You can perform a full text search across all textual properties using the search bar.
When displaying images you can chose how they should be presented. There are curently three different "views":
- The default view is the grid view and is focused on the images.
- The table view allow to visualize more and / or longer properties
- The graph view creates graphs if you group images with a numerical or a date value. You can then hover the graph to visialize a sample of the images at each datapoint.
One main goal of panoptic is to give differents way of viewing images and to search inside the corpus at once. Therefore, we use tabs to create different workspace, wich each their own filters, sorts, groups, views and displayed properties.
To allow the use of machine learning algorithms first images are transformed in so called "vectors" (or embeddings) when imported in panoptic. Basically vectors are a list of numbers each representing "features" of the images. Features are not super easy to define but they are parts of the images that the deep learning model learnt to recognize as "important" during it's training.
For instance, with super simplified vectors we could have these vectors for the following images:
It's not easy to infer what each number represent on an image. But what we can do, is see that both cats have more similar vectors than the dog. With this in mind, we could then represent the images in a 2D space (for simplicity here we'll take only the first and last numbers of the vector but there are actually method that allows to compute relevant coordinates from vectors of any size, see for instance this article on PCA ):
We can see that cats are considered "more similar" based on these vectors. Panoptic vectors are the same but with vectors of size 452 instead of 3.
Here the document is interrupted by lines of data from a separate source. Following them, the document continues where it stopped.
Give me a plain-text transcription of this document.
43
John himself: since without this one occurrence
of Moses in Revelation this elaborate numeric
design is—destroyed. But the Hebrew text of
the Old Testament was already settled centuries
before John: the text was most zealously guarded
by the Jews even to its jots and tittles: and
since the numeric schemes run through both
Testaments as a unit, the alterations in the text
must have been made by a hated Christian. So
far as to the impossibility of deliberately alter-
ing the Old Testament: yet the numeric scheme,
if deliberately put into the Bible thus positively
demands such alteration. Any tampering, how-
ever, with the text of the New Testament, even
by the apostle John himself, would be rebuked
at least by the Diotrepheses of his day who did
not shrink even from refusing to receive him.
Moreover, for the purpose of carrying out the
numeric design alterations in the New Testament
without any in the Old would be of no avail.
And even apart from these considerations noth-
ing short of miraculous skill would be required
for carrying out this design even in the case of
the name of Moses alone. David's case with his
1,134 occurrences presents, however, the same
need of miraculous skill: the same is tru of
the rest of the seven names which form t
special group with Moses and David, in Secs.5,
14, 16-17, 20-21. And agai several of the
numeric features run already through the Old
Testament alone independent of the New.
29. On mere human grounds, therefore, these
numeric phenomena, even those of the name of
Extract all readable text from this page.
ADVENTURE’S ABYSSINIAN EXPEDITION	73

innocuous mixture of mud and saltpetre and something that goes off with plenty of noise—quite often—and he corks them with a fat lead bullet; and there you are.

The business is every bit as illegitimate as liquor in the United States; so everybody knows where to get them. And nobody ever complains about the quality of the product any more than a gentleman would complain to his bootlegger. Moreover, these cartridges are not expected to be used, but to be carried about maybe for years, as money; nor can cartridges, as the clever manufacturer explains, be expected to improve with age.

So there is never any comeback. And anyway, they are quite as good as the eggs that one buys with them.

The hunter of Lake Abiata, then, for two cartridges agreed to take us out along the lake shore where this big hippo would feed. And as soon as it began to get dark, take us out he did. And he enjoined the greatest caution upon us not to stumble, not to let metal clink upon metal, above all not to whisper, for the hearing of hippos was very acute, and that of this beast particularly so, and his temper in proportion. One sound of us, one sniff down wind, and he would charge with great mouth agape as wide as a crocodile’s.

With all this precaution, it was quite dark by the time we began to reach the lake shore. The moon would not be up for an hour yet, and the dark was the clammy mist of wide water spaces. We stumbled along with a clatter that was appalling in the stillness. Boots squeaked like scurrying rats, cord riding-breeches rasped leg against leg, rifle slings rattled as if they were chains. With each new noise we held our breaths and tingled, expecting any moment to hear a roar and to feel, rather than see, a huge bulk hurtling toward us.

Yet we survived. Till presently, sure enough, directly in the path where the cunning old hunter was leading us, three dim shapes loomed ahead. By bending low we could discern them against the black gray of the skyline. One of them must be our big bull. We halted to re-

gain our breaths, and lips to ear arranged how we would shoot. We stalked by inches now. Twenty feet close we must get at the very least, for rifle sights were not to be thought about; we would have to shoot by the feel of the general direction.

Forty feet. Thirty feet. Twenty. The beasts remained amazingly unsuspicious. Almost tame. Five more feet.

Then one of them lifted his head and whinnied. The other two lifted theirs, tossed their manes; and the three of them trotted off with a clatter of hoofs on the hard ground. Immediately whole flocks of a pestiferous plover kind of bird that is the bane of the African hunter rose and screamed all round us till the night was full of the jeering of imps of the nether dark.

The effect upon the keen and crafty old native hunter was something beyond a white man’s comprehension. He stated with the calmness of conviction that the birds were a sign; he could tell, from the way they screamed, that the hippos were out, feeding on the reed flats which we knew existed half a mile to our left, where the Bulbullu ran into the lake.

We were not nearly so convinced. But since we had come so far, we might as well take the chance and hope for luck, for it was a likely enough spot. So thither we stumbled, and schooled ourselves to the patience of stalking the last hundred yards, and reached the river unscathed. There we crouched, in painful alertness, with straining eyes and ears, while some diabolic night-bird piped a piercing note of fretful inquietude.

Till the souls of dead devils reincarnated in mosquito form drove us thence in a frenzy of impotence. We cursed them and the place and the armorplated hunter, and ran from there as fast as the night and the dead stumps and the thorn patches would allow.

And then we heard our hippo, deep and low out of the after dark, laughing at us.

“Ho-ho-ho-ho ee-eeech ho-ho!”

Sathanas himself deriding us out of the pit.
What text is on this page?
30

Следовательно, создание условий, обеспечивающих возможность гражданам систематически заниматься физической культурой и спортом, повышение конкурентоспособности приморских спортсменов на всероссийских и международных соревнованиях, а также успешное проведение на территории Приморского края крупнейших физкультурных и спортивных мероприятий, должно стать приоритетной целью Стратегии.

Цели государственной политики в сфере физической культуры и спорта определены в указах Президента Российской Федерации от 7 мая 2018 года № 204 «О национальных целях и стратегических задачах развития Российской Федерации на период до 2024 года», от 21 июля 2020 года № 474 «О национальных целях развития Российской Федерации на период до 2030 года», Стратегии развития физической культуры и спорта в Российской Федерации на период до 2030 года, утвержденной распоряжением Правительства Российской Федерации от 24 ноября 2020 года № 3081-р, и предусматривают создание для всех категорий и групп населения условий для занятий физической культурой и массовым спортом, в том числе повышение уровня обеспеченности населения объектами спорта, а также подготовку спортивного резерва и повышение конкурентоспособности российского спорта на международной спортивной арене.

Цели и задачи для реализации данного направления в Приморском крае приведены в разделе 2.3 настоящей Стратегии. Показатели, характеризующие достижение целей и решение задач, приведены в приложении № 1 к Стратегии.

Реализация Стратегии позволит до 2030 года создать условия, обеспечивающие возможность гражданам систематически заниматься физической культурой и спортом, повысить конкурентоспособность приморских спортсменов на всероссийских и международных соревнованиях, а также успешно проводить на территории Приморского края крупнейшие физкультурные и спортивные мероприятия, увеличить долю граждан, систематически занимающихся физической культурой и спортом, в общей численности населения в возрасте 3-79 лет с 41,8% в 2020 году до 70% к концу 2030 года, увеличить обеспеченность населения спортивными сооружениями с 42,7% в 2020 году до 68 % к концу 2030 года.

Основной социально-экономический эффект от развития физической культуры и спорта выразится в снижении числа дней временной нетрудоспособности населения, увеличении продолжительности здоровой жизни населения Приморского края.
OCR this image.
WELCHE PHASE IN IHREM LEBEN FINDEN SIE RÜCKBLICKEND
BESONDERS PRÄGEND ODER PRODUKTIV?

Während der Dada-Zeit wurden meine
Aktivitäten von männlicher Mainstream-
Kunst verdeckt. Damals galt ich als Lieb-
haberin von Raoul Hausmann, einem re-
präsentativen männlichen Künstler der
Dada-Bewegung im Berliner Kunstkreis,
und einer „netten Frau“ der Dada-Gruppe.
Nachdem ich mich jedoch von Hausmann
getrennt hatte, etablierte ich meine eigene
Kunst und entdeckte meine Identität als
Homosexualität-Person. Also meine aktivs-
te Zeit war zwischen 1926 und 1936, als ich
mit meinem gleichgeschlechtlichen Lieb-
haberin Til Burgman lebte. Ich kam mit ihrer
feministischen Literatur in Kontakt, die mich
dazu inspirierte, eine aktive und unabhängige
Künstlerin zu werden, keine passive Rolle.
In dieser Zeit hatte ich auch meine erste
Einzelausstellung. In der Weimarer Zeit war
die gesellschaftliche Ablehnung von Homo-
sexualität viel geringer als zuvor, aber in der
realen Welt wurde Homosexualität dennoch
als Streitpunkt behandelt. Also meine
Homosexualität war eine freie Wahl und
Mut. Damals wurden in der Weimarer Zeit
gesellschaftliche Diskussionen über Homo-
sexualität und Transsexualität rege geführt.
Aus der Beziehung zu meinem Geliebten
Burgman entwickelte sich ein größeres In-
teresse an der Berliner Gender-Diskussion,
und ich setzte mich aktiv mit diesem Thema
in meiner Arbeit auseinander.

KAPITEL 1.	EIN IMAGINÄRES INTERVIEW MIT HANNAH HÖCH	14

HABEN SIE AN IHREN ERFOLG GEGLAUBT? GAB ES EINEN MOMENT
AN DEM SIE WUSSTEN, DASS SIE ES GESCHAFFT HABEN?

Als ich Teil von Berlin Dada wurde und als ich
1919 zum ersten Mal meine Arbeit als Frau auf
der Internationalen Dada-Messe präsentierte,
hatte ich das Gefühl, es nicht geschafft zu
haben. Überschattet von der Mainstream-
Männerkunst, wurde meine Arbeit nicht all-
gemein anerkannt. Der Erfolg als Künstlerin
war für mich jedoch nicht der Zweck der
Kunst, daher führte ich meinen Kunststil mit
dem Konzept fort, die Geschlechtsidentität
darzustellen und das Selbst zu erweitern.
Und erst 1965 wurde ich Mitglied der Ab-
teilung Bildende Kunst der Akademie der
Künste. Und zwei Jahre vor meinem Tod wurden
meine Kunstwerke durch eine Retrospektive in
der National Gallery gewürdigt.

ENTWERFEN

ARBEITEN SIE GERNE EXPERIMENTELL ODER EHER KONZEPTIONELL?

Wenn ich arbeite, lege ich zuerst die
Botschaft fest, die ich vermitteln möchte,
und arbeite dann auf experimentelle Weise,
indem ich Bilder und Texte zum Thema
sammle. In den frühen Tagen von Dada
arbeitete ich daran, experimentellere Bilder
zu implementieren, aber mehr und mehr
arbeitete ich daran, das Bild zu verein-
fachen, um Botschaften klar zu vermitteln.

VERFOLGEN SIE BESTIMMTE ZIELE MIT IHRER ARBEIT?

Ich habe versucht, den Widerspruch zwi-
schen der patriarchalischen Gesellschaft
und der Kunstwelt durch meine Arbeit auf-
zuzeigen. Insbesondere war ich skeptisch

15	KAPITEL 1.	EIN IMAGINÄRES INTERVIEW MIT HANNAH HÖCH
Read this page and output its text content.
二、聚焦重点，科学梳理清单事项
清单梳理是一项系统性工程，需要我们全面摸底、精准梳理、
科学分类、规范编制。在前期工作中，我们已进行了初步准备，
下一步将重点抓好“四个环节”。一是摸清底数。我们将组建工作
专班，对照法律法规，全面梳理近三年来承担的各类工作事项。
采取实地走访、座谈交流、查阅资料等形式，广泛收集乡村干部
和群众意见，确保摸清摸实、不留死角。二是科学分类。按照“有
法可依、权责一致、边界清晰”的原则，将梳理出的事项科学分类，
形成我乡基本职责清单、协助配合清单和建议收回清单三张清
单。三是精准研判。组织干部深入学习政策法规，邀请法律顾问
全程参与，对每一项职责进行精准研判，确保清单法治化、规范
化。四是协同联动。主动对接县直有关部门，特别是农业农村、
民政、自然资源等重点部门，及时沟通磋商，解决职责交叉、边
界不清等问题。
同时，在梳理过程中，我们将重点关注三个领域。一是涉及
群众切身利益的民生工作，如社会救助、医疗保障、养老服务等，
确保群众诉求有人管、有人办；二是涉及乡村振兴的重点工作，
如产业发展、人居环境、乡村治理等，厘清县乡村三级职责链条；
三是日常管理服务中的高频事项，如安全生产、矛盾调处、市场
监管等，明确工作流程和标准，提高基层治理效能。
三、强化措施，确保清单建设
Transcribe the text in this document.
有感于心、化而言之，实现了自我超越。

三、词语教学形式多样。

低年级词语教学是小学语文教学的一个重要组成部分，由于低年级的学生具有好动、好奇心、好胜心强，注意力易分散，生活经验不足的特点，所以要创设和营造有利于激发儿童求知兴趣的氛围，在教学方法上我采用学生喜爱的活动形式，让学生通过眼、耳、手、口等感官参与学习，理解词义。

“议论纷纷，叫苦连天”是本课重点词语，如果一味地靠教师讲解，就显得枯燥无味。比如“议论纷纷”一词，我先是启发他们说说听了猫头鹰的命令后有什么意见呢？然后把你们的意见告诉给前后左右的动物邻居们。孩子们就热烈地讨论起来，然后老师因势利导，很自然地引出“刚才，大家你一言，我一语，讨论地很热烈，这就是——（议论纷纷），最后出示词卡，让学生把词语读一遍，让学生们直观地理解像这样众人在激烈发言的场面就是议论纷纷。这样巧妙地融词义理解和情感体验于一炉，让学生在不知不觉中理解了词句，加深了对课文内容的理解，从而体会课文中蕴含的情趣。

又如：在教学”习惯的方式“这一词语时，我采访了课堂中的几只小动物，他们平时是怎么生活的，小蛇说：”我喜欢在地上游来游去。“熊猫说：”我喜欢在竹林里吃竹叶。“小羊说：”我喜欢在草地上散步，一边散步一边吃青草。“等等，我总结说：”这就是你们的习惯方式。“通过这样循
Once vectors are computed, images can be regrouped algorithmically by computing clusters. Unlike groups created with the properties, clusters can be parametrized, can use several algorithm to obtain different results, and are not deterministic, running a clustering twice can lead to different results (even if most of the time it's only small changes). This also means that depending on the number of images you have, the parameters you use, and the algorithm used to compute the clusters, running a clustering can last from a few milliseconds to several minutes for the worst cases. On the previous image, clusters could be represented by the doted blue circles.
Once vectors are computed, the similarity between images can be obtained. Just like clusters, different algorithms can be used to compute the similarity between two images. The one used by default in panoptic is called the cosine similarity, with values being caped between 0 and 1.
Computations that are not one of the ones listed above can be run by using the "Execute" button, which regroups all differents execute actions provided by the plugins. The default plugin offers to search images by using text-image similarity. Other examples of computations could be:
- find main colors of images and store them in properties
- run OCR on the images
- find the main topics of text properties associated to images
- extract objects from images
- ...
Plugins are a way to add new functionnalities to panoptic, and by enabling them on the project level, allowing to select only what you need, when you need it. Even the main deep learning functionnalities of panoptic are embedded in a plugin and panoptic can be actually used without it. (Even if the usage will of course be limited, it allows users that just want to manipulate images through their properties to be able to do so with a lightweight tool.
Plugins can add new ways of:
- creating clusters
- computing similarities
- add any specific action on the images through the execute button.